Table 1 Summary characteristics of study participants

Main results

Most participants were able to express specific outcome goals, having attended the ED with these in mind. Core categories of Autonomy and Functioning were subcategorised respectively as ‘information, control, and security’ and ‘physical, psychosocial, and relief’ (Fig. 1). A substantive proportion of the dataset is presented to illustrate all higher-level domains and most sub-themes; in the interests of brevity, not all data is presented. Many topics were closely related and therefore the margins between categories were indistinct. One theme suggested by a lay research partner (feeling safe from harm by others) lacked interview evidence but was included with unanimous support from the PPI Forum.

Fig. 1
figure 1

Framework of acute healthcare outcome goals among older people living with frailty



Receiving the desired information

Participants had substantial life experience and were very familiar with their diagnoses, having adjusted to living with multiple problems.
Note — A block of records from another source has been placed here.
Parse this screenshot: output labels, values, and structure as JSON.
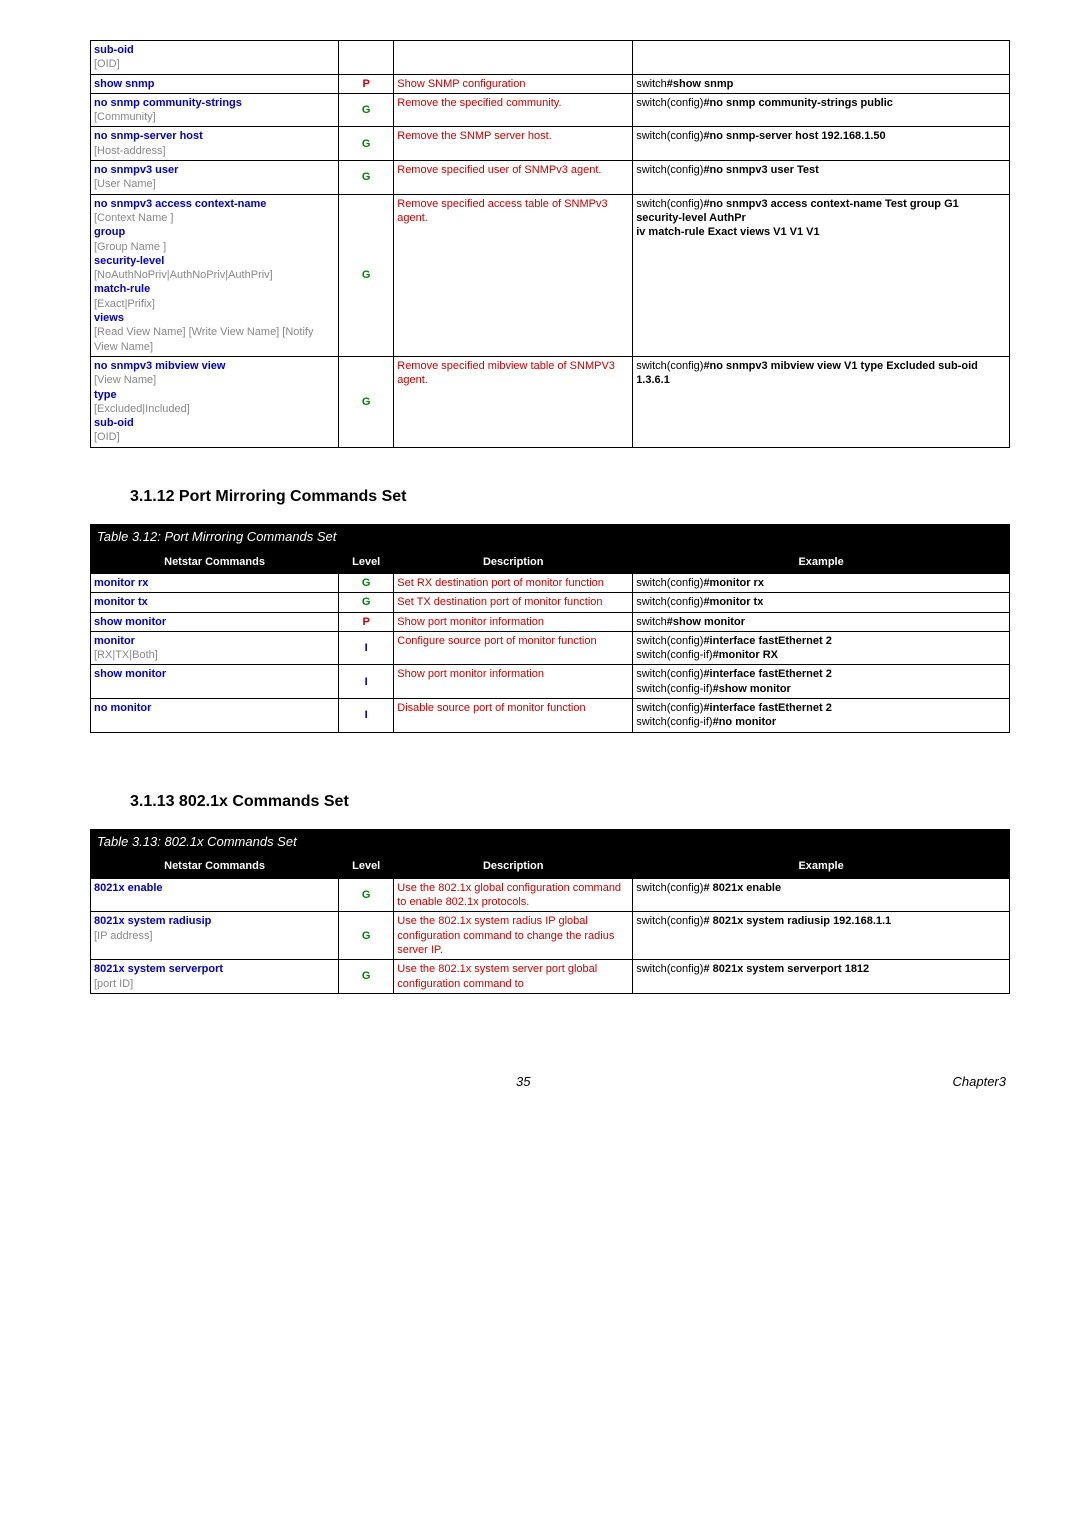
{
  "table1": {
    "rows": [
      {
        "cmd": [
          {
            "t": "sub-oid",
            "c": "blue"
          },
          {
            "t": "[OID]",
            "c": "gray"
          }
        ],
        "lvl": "",
        "lvlClass": "",
        "desc": "",
        "ex": ""
      },
      {
        "cmd": [
          {
            "t": "show snmp",
            "c": "blue"
          }
        ],
        "lvl": "P",
        "lvlClass": "lvl-P",
        "desc": "Show SNMP configuration",
        "ex": [
          {
            "t": "switch",
            "b": false
          },
          {
            "t": "#show snmp",
            "b": true
          }
        ]
      },
      {
        "cmd": [
          {
            "t": "no snmp community-strings",
            "c": "blue"
          },
          {
            "t": "[Community]",
            "c": "gray"
          }
        ],
        "lvl": "G",
        "lvlClass": "lvl-G",
        "desc": "Remove the specified community.",
        "ex": [
          {
            "t": "switch(config)",
            "b": false
          },
          {
            "t": "#no snmp community-strings public",
            "b": true
          }
        ]
      },
      {
        "cmd": [
          {
            "t": "no snmp-server host",
            "c": "blue"
          },
          {
            "t": "[Host-address]",
            "c": "gray"
          }
        ],
        "lvl": "G",
        "lvlClass": "lvl-G",
        "desc": "Remove the SNMP server host.",
        "ex": [
          {
            "t": "switch(config)",
            "b": false
          },
          {
            "t": "#no snmp-server host 192.168.1.50",
            "b": true
          }
        ]
      },
      {
        "cmd": [
          {
            "t": "no snmpv3 user",
            "c": "blue"
          },
          {
            "t": "[User Name]",
            "c": "gray"
          }
        ],
        "lvl": "G",
        "lvlClass": "lvl-G",
        "desc": "Remove specified user of SNMPv3 agent.",
        "ex": [
          {
            "t": "switch(config)",
            "b": false
          },
          {
            "t": "#no snmpv3 user Test",
            "b": true
          }
        ]
      },
      {
        "cmd": [
          {
            "t": "no snmpv3 access context-name",
            "c": "blue"
          },
          {
            "t": "[Context Name ]",
            "c": "gray"
          },
          {
            "t": "group",
            "c": "blue"
          },
          {
            "t": "[Group Name ]",
            "c": "gray"
          },
          {
            "t": "security-level",
            "c": "blue"
          },
          {
            "t": "[NoAuthNoPriv|AuthNoPriv|AuthPriv]",
            "c": "gray"
          },
          {
            "t": "match-rule",
            "c": "blue"
          },
          {
            "t": "[Exact|Prifix]",
            "c": "gray"
          },
          {
            "t": "views",
            "c": "blue"
          },
          {
            "t": "[Read View Name] [Write View Name] [Notify View Name]",
            "c": "gray"
          }
        ],
        "lvl": "G",
        "lvlClass": "lvl-G",
        "desc": "Remove specified access table of SNMPv3 agent.",
        "ex": [
          {
            "t": "switch(config)",
            "b": false
          },
          {
            "t": "#no snmpv3 access context-name Test group G1 security-level AuthPr",
            "b": true
          },
          {
            "br": true
          },
          {
            "t": "iv match-rule Exact views V1 V1 V1",
            "b": true
          }
        ]
      },
      {
        "cmd": [
          {
            "t": "no snmpv3 mibview view",
            "c": "blue"
          },
          {
            "t": "[View Name]",
            "c": "gray"
          },
          {
            "t": "type",
            "c": "blue"
          },
          {
            "t": "[Excluded|Included]",
            "c": "gray"
          },
          {
            "t": "sub-oid",
            "c": "blue"
          },
          {
            "t": "[OID]",
            "c": "gray"
          }
        ],
        "lvl": "G",
        "lvlClass": "lvl-G",
        "desc": "Remove specified mibview table of SNMPV3 agent.",
        "ex": [
          {
            "t": "switch(config)",
            "b": false
          },
          {
            "t": "#no snmpv3 mibview view V1 type Excluded sub-oid 1.3.6.1",
            "b": true
          }
        ]
      }
    ]
  },
  "section12": {
    "heading": "3.1.12    Port Mirroring Commands Set",
    "caption": "Table 3.12: Port Mirroring Commands Set",
    "headers": {
      "cmd": "Netstar Commands",
      "lvl": "Level",
      "desc": "Description",
      "ex": "Example"
    },
    "rows": [
      {
        "cmd": [
          {
            "t": "monitor rx",
            "c": "blue"
          }
        ],
        "lvl": "G",
        "lvlClass": "lvl-G",
        "desc": "Set RX destination port of monitor function",
        "ex": [
          {
            "t": "switch(config)",
            "b": false
          },
          {
            "t": "#monitor rx",
            "b": true
          }
        ]
      },
      {
        "cmd": [
          {
            "t": "monitor tx",
            "c": "blue"
          }
        ],
        "lvl": "G",
        "lvlClass": "lvl-G",
        "desc": "Set TX destination port of monitor function",
        "ex": [
          {
            "t": "switch(config)",
            "b": false
          },
          {
            "t": "#monitor tx",
            "b": true
          }
        ]
      },
      {
        "cmd": [
          {
            "t": "show monitor",
            "c": "blue"
          }
        ],
        "lvl": "P",
        "lvlClass": "lvl-P",
        "desc": "Show port monitor information",
        "ex": [
          {
            "t": "switch",
            "b": false
          },
          {
            "t": "#show monitor",
            "b": true
          }
        ]
      },
      {
        "cmd": [
          {
            "t": "monitor",
            "c": "blue"
          },
          {
            "t": "[RX|TX|Both]",
            "c": "gray"
          }
        ],
        "lvl": "I",
        "lvlClass": "lvl-I",
        "desc": "Configure source port of monitor function",
        "ex": [
          {
            "t": "switch(config)",
            "b": false
          },
          {
            "t": "#interface fastEthernet 2",
            "b": true
          },
          {
            "br": true
          },
          {
            "t": "switch(config-if)",
            "b": false
          },
          {
            "t": "#monitor RX",
            "b": true
          }
        ]
      },
      {
        "cmd": [
          {
            "t": "show monitor",
            "c": "blue"
          }
        ],
        "lvl": "I",
        "lvlClass": "lvl-I",
        "desc": "Show port monitor information",
        "ex": [
          {
            "t": "switch(config)",
            "b": false
          },
          {
            "t": "#interface fastEthernet 2",
            "b": true
          },
          {
            "br": true
          },
          {
            "t": "switch(config-if)",
            "b": false
          },
          {
            "t": "#show monitor",
            "b": true
          }
        ]
      },
      {
        "cmd": [
          {
            "t": "no monitor",
            "c": "blue"
          }
        ],
        "lvl": "I",
        "lvlClass": "lvl-I",
        "desc": "Disable source port of monitor function",
        "ex": [
          {
            "t": "switch(config)",
            "b": false
          },
          {
            "t": "#interface fastEthernet 2",
            "b": true
          },
          {
            "br": true
          },
          {
            "t": "switch(config-if)",
            "b": false
          },
          {
            "t": "#no monitor",
            "b": true
          }
        ]
      }
    ]
  },
  "section13": {
    "heading": "3.1.13    802.1x Commands Set",
    "caption": "Table 3.13: 802.1x  Commands Set",
    "headers": {
      "cmd": "Netstar Commands",
      "lvl": "Level",
      "desc": "Description",
      "ex": "Example"
    },
    "rows": [
      {
        "cmd": [
          {
            "t": "8021x enable",
            "c": "blue"
          }
        ],
        "lvl": "G",
        "lvlClass": "lvl-G",
        "desc": "Use the 802.1x global configuration command to enable 802.1x protocols.",
        "ex": [
          {
            "t": "switch(config)",
            "b": false
          },
          {
            "t": "# 8021x enable",
            "b": true
          }
        ]
      },
      {
        "cmd": [
          {
            "t": "8021x system radiusip",
            "c": "blue"
          },
          {
            "t": "[IP address]",
            "c": "gray"
          }
        ],
        "lvl": "G",
        "lvlClass": "lvl-G",
        "desc": "Use the 802.1x system radius IP global configuration command to change the radius server IP.",
        "ex": [
          {
            "t": "switch(config)",
            "b": false
          },
          {
            "t": "# 8021x system radiusip 192.168.1.1",
            "b": true
          }
        ]
      },
      {
        "cmd": [
          {
            "t": "8021x system serverport",
            "c": "blue"
          },
          {
            "t": "[port ID]",
            "c": "gray"
          }
        ],
        "lvl": "G",
        "lvlClass": "lvl-G",
        "desc": "Use the 802.1x system server port global configuration command to",
        "ex": [
          {
            "t": "switch(config)",
            "b": false
          },
          {
            "t": "# 8021x system serverport  1812",
            "b": true
          }
        ]
      }
    ]
  },
  "footer": {
    "page": "35",
    "chapter": "Chapter3"
  }
}
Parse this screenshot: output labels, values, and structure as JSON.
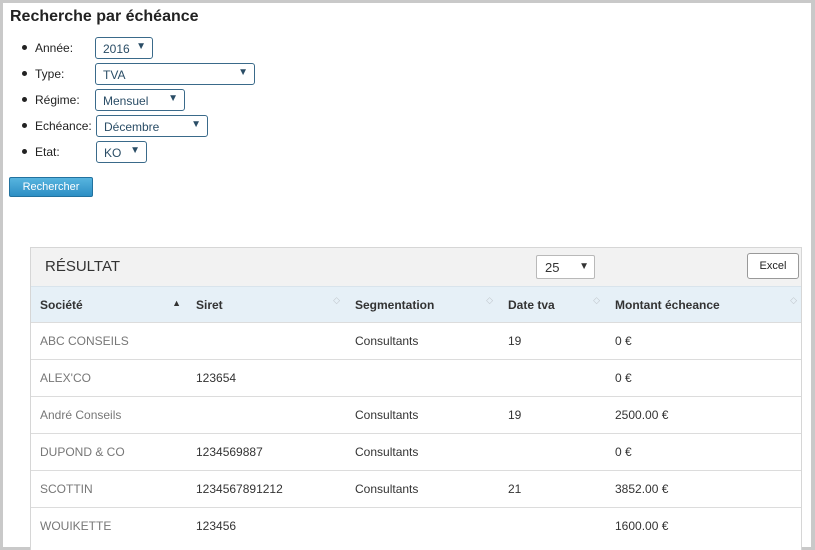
{
  "page": {
    "title": "Recherche par échéance"
  },
  "filters": {
    "annee": {
      "label": "Année:",
      "value": "2016"
    },
    "type": {
      "label": "Type:",
      "value": "TVA"
    },
    "regime": {
      "label": "Régime:",
      "value": "Mensuel"
    },
    "echeance": {
      "label": "Echéance:",
      "value": "Décembre"
    },
    "etat": {
      "label": "Etat:",
      "value": "KO"
    }
  },
  "search_button": "Rechercher",
  "result": {
    "title": "RÉSULTAT",
    "page_size": "25",
    "excel_button": "Excel",
    "columns": [
      "Société",
      "Siret",
      "Segmentation",
      "Date tva",
      "Montant écheance"
    ],
    "sort": {
      "column": "Société",
      "direction": "asc"
    },
    "rows": [
      [
        "ABC CONSEILS",
        "",
        "Consultants",
        "19",
        "0 €"
      ],
      [
        "ALEX'CO",
        "123654",
        "",
        "",
        "0 €"
      ],
      [
        "André Conseils",
        "",
        "Consultants",
        "19",
        "2500.00 €"
      ],
      [
        "DUPOND & CO",
        "1234569887",
        "Consultants",
        "",
        "0 €"
      ],
      [
        "SCOTTIN",
        "1234567891212",
        "Consultants",
        "21",
        "3852.00 €"
      ],
      [
        "WOUIKETTE",
        "123456",
        "",
        "",
        "1600.00 €"
      ]
    ]
  },
  "icons": {
    "dropdown": "chevron-down-icon",
    "sort_asc": "sort-asc-icon",
    "sort_neutral": "sort-icon"
  }
}
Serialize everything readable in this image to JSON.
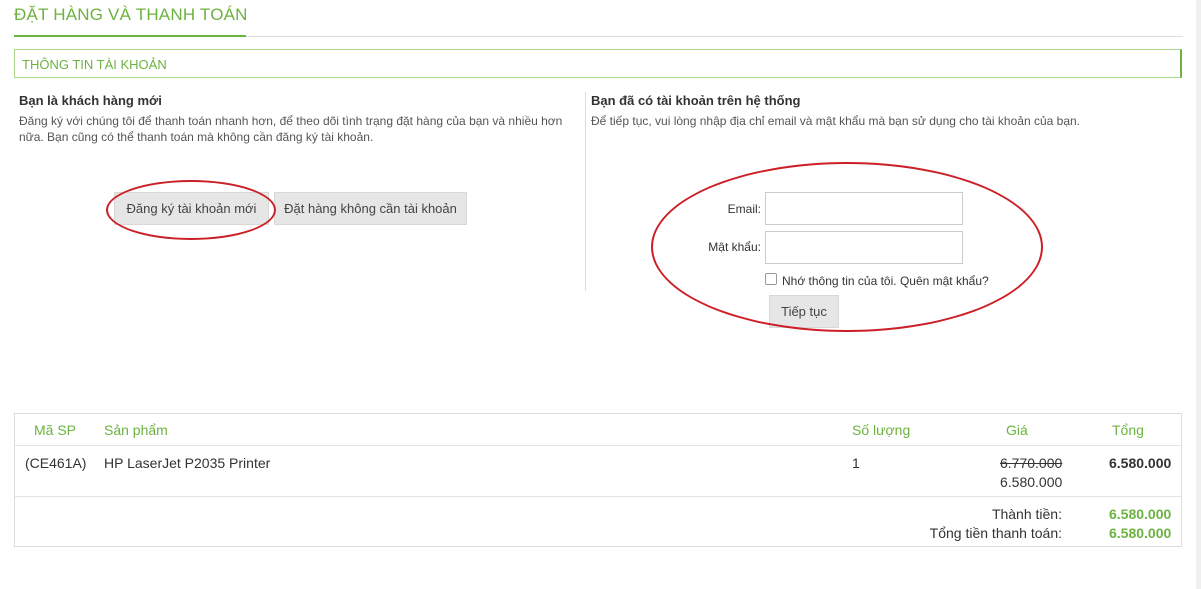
{
  "page": {
    "title": "ĐẶT HÀNG VÀ THANH TOÁN"
  },
  "account_section": {
    "title": "THÔNG TIN TÀI KHOẢN"
  },
  "new_customer": {
    "heading": "Bạn là khách hàng mới",
    "line1": "Đăng ký với chúng tôi để thanh toán nhanh hơn, để theo dõi tình trạng đặt hàng của bạn và nhiều hơn",
    "line2": "nữa. Bạn cũng có thể thanh toán mà không cần đăng ký tài khoản.",
    "register_label": "Đăng ký tài khoản mới",
    "guest_label": "Đặt hàng không cần tài khoản"
  },
  "existing_customer": {
    "heading": "Bạn đã có tài khoản trên hệ thống",
    "description": "Để tiếp tục, vui lòng nhập địa chỉ email và mật khẩu mà bạn sử dụng cho tài khoản của bạn.",
    "email_label": "Email:",
    "email_value": "",
    "password_label": "Mật khẩu:",
    "password_value": "",
    "remember_label": "Nhớ thông tin của tôi. Quên mật khẩu?",
    "continue_label": "Tiếp tục"
  },
  "cart": {
    "headers": {
      "sku": "Mã SP",
      "product": "Sản phẩm",
      "qty": "Số lượng",
      "price": "Giá",
      "total": "Tổng"
    },
    "rows": [
      {
        "sku": "(CE461A)",
        "product": "HP LaserJet P2035 Printer",
        "qty": "1",
        "old_price": "6.770.000",
        "price": "6.580.000",
        "total": "6.580.000"
      }
    ],
    "subtotal_label": "Thành tiền:",
    "subtotal_value": "6.580.000",
    "grand_total_label": "Tổng tiền thanh toán:",
    "grand_total_value": "6.580.000"
  },
  "colors": {
    "accent": "#6cb33f",
    "annotation": "#cc1f26",
    "button_bg": "#e6e6e6"
  },
  "annotations": {
    "shape": "red-ellipse",
    "targets": [
      "register-button",
      "login-form"
    ]
  }
}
They needed to feel heard and understood, and to have their life and health experience acknowledged. They expected clear communication with active listening and wanted to be the focus of professionals’ attention rather than their notes or computers. Participants were frustrated when their information goals were unmet, but often tolerated this perhaps through empathy with busy staff:

It seems that questions are left unanswered. They're so overworked though you could understand it. Not being able to spend as much time with you as you like but there you go. (Participant 6, CFS 6)

Understanding problem severity

People wanted to know what problem was causing their symptoms and wanted to leave the department with a clear plan for its rectification. They were concerned about their symptoms, and sought reassurance through understanding their problem’s potential trajectory:

I knew things weren’t right, but I didn’t know what was wrong. I have had sepsis and they thought they were going to lose me, and since then I’ve always been a bit frightened when I haven’t been well. I just wanted somebody to reassure me that everything would be all right. (Participant 18, CFS 6)


Feeling safe with health problems and Feeling safe in living place

Nine participants were living without professional care support, and were afraid of becoming unable to manage their daily routine. They feared accidents around the house attributed to ‘clumsiness’ or ‘forgetfulness’. Participants sought to feel safe at home, through help from others or through adaptations to their routines:

My fear is that I can’t get there quick enough when things go wrong, because I can’t move, and that frightens me. I fry my bacon now, I don’t grill it – because, well I don’t want to set that on fire again. Fire frightens me more than anything else. (Participant 1, CFS 6)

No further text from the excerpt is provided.